By Jenina P. Ibañez, Reporter

THE BOARD of Investments (BoI) is in talks with a motorcycle engine assembly and manufacturing company for potential relocation to the Philippines as the firm considers closing down operations in its other locations in the Association of Southeast Asian Nations (ASEAN).

BoI Managing Head Ceferino S. Rodolfo said that the company is looking at closing down two of three ASEAN facilities, which could then be moved to the Philippines.

“Motorcycles are among the fastest growing import categories for the country, and in fact contributes — maybe it’s the third biggest contributor now to our trade deficit,” he said at the Arangkada online forum on Thursday. “The trade deficit has been with the two countries where this foreign company would be closing its factories.”
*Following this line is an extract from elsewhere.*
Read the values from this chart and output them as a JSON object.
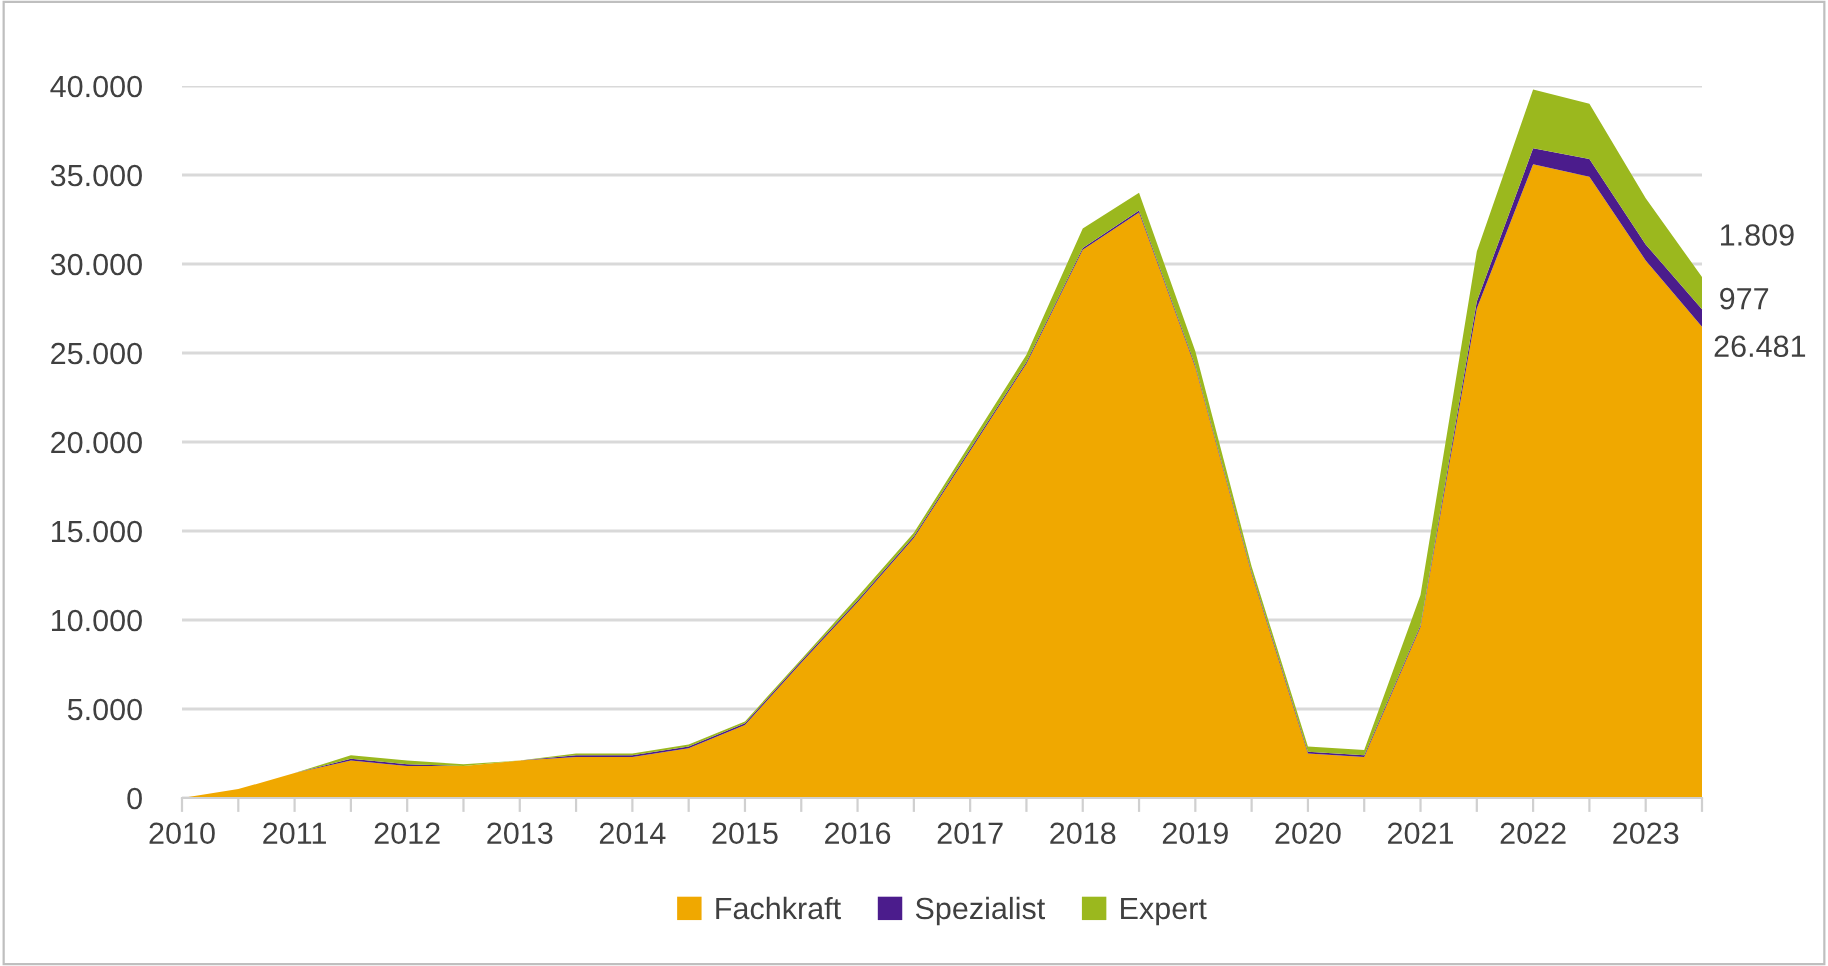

Mr. Rodolfo said the company is considering the country because of the potential reduction of nationality and export restrictions in the incentives system.

Moving factories to the Philippines to access the domestic market was previously not as enticing, he said, because firms can easily export to the country at zero duty from Thailand.

At the same event, Foundation for Economic Freedom President Calixto V. Chikiamco said that the Philippines can improve competitiveness by depreciating the peso, which he said would make export, tourism and outsourcing sectors more competitive.

“There’s a flood of imports — all of this with the strengthening of the peso. Actually, a strong peso indicates a weak economy.”

He added there should be a domestic competition policy to drive growth in a post-pandemic economy.

“Monopolies and duopolies dominate a broad swath of the economy, which makes our costs here quite expensive. So what we need is a competition policy to open up industries.”